I have also met many people who are not, by the standards of the system currently in place, abusing the system but, in my mind, they are. One of these categories is people who use (what used to be referred to as) food stamps to purchase goods that are NOT essentials. The idea behind food stamps is to provide a family the means to have their basic nutrition when they cannot afford it on their own. One major limitation on this is that they cannot use them to purchase hot foods; one major failure in the hot foods exemption is that it is defined by the temperature of the prepared food. When I was working in a convenience store with a sandwich station in it I sold a great many cold sandwiches to people on food stamps because the cold (but still prepared) sandwiches were NOT exempt but the hot ones were. I sold sandwiches to the same individuals on a daily basis. I sold a volume of sandwiches to individuals who did NOT work that was greater than the double the volume of prepared foods I could afford on the wages I had working in that store. While this falls within the rules of the system it is, as far as I am concerned, an abuse of the system. Similar to this are the people who use their food stamps to purchase "slush puppies" or candy bars or lobster or steak or soda or chips or fresh salmon. All of these behaviors and purchases I am mentioning are from direct experiences I have had selling the items (because I had to) or because I directly witnessed the behavior in a grocery store. I am not generating random examples of POSSIBLE misuse.
Another, completely different misuse of our social support system that falls COMPLETELY within the rules of the system is the collection of unemployment by seasonal workers during the off season. I have worked season jobs. I have had jobs that disappeared during the off season. I replaced those jobs with other jobs for the remainder of the year. It is one thing to not have a replacement for a seasonal job one year but completely another to not bother seeking a replacement because one knows that they may collect unemployment for four months during the "off season" and resume their job when the "on season" starts again. I do not find this behavior acceptable, yet there are many people who do it because the system allows it.

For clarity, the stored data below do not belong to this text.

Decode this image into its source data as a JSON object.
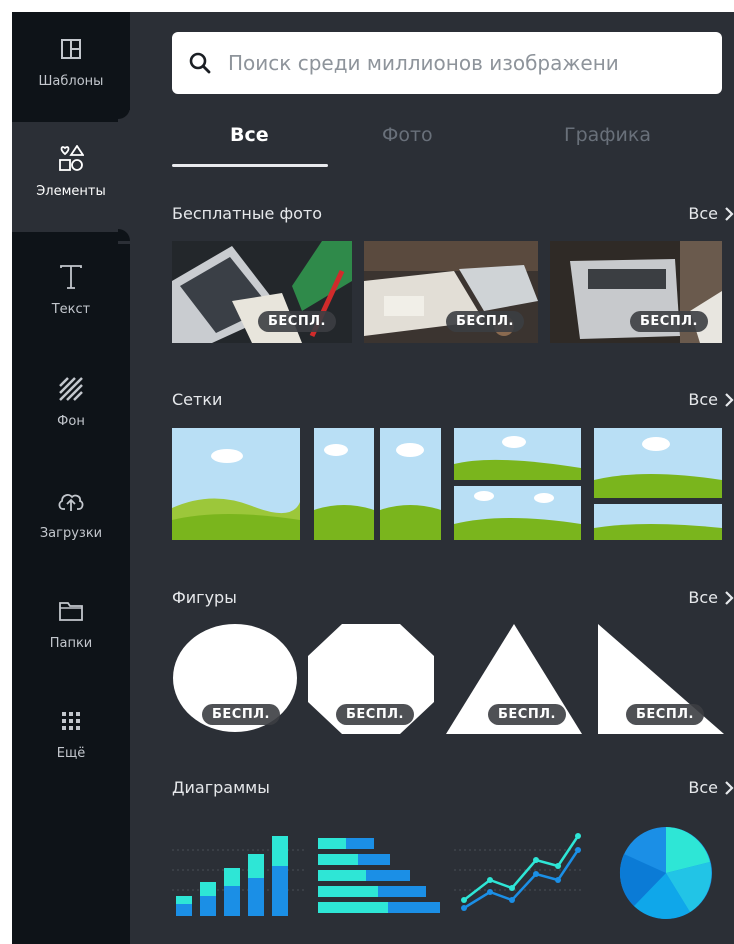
{
  "sidebar": {
    "items": [
      {
        "label": "Шаблоны",
        "icon": "templates-icon"
      },
      {
        "label": "Элементы",
        "icon": "elements-icon"
      },
      {
        "label": "Текст",
        "icon": "text-icon"
      },
      {
        "label": "Фон",
        "icon": "background-icon"
      },
      {
        "label": "Загрузки",
        "icon": "upload-icon"
      },
      {
        "label": "Папки",
        "icon": "folder-icon"
      },
      {
        "label": "Ещё",
        "icon": "more-icon"
      }
    ],
    "active": "Элементы"
  },
  "search": {
    "placeholder": "Поиск среди миллионов изображени"
  },
  "tabs": [
    {
      "label": "Все",
      "active": true
    },
    {
      "label": "Фото",
      "active": false
    },
    {
      "label": "Графика",
      "active": false
    }
  ],
  "sections": {
    "photos": {
      "title": "Бесплатные фото",
      "all": "Все",
      "badge": "БЕСПЛ."
    },
    "grids": {
      "title": "Сетки",
      "all": "Все"
    },
    "shapes": {
      "title": "Фигуры",
      "all": "Все",
      "badge": "БЕСПЛ."
    },
    "charts": {
      "title": "Диаграммы",
      "all": "Все"
    }
  },
  "colors": {
    "sidebar": "#0e1318",
    "panel": "#2b2f36",
    "sky": "#b9dff5",
    "grass": "#7ab51d",
    "chart_teal": "#2ee6d6",
    "chart_blue": "#1b8fe6"
  }
}
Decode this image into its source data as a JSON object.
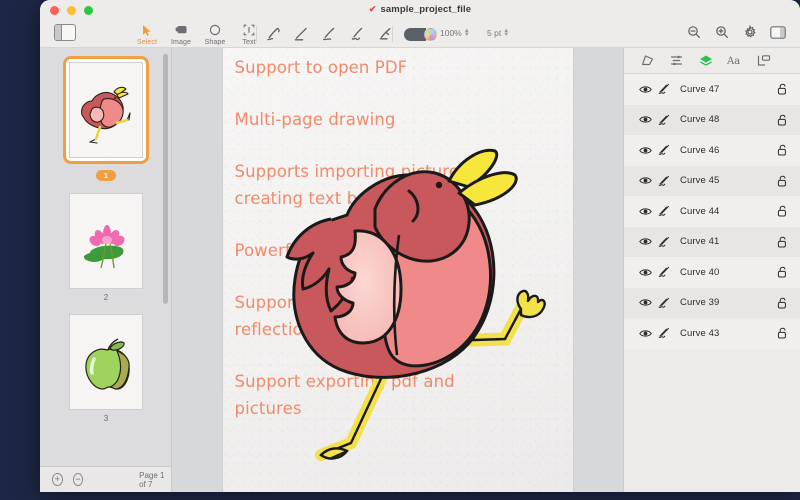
{
  "window": {
    "title": "sample_project_file",
    "title_mark": "edit-mark-icon",
    "traffic_lights": [
      "close",
      "minimize",
      "maximize"
    ]
  },
  "toolbar": {
    "sidebar_toggle": "sidebar-toggle-icon",
    "tools": [
      {
        "label": "Select",
        "icon": "cursor-arrow-icon",
        "active": true
      },
      {
        "label": "Image",
        "icon": "image-icon",
        "active": false
      },
      {
        "label": "Shape",
        "icon": "circle-shape-icon",
        "active": false
      },
      {
        "label": "Text",
        "icon": "text-box-icon",
        "active": false
      }
    ],
    "pens": [
      "marker-pen-icon",
      "straight-line-icon",
      "pencil-icon",
      "brush-pen-icon",
      "highlighter-icon"
    ],
    "color_swatch": "dark-gray-swatch",
    "color_wheel": "rainbow-color-wheel-icon",
    "opacity_value": "100%",
    "stroke_size_value": "5 pt",
    "right_icons": [
      "zoom-out-icon",
      "zoom-in-icon",
      "settings-gear-icon",
      "right-panel-toggle-icon"
    ]
  },
  "pages_panel": {
    "pages": [
      {
        "number": "1",
        "thumbnail": "bird-drawing",
        "selected": true
      },
      {
        "number": "2",
        "thumbnail": "lotus-flower-drawing",
        "selected": false
      },
      {
        "number": "3",
        "thumbnail": "green-apple-drawing",
        "selected": false
      }
    ],
    "footer": {
      "add_page_label": "+",
      "remove_page_label": "−",
      "page_counter": "Page 1 of 7"
    }
  },
  "canvas": {
    "paragraphs": [
      [
        "Support to open PDF"
      ],
      [
        "Multi-page drawing"
      ],
      [
        "Supports importing pictures,",
        "creating text box, shapes"
      ],
      [
        "Powerful line tool"
      ],
      [
        "Support setting shadow,",
        "reflection and other effects"
      ],
      [
        "Support exporting pdf and",
        "pictures"
      ]
    ],
    "text_color": "#f08a6a",
    "artwork": "walking-bird-illustration"
  },
  "layers_panel": {
    "tabs": [
      {
        "icon": "transform-shape-icon",
        "active": false
      },
      {
        "icon": "align-icon",
        "active": false
      },
      {
        "icon": "layers-stack-icon",
        "active": true
      },
      {
        "icon": "typography-icon",
        "active": false
      },
      {
        "icon": "arrange-icon",
        "active": false
      }
    ],
    "active_tab_color": "#2fc14f",
    "layers": [
      {
        "name": "Curve 47",
        "visible": true,
        "locked": false
      },
      {
        "name": "Curve 48",
        "visible": true,
        "locked": false
      },
      {
        "name": "Curve 46",
        "visible": true,
        "locked": false
      },
      {
        "name": "Curve 45",
        "visible": true,
        "locked": false
      },
      {
        "name": "Curve 44",
        "visible": true,
        "locked": false
      },
      {
        "name": "Curve 41",
        "visible": true,
        "locked": false
      },
      {
        "name": "Curve 40",
        "visible": true,
        "locked": false
      },
      {
        "name": "Curve 39",
        "visible": true,
        "locked": false
      },
      {
        "name": "Curve 43",
        "visible": true,
        "locked": false
      }
    ]
  }
}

Do I believe that the abuse of the system lies in the majority of the people who use it? No. Many people will try to inform us that the abuse is a very small statistical minority out of the whole. Those people may be exactly correct but they are not including the abuses of the system that fall completely within the rules of the system itself.
I believe that the true level of abuse of the hand-outs systems are larger than the proponents of those systems want to admit and greater than any statistics can show. I believe that, until we change the rules of the system we cannot see how wide the abuses actually are.
I also believe that if we were to start gathering data on the "legitimate" uses of the system that I feel are abuse we would find the numbers are MUCH higher than the number of people who are blatant abusers of the system in the ways that the news media demonstrates.
This is my view on social systems that generate free hand-outs. I welcome your opinion. I welcome you to challenge my thoughts. More importantly, I welcome you to make observations and see for yourself how often the subtle abuses that are within the rules of the systems happen. If you watch closely at the grocery store you can see the use of food cards among other patrons.... look at what they are buying. Is ALL of it a core staple nutritional item or do they have ice cream and cookies?
I've paid attention. I've made up my mind based on direct observation and NOT based on what I hear on the news. I've based my opinion on the usage of the system by people whom I know well whose COMPLETE stories I know. Even among them I see abuse at varying levels.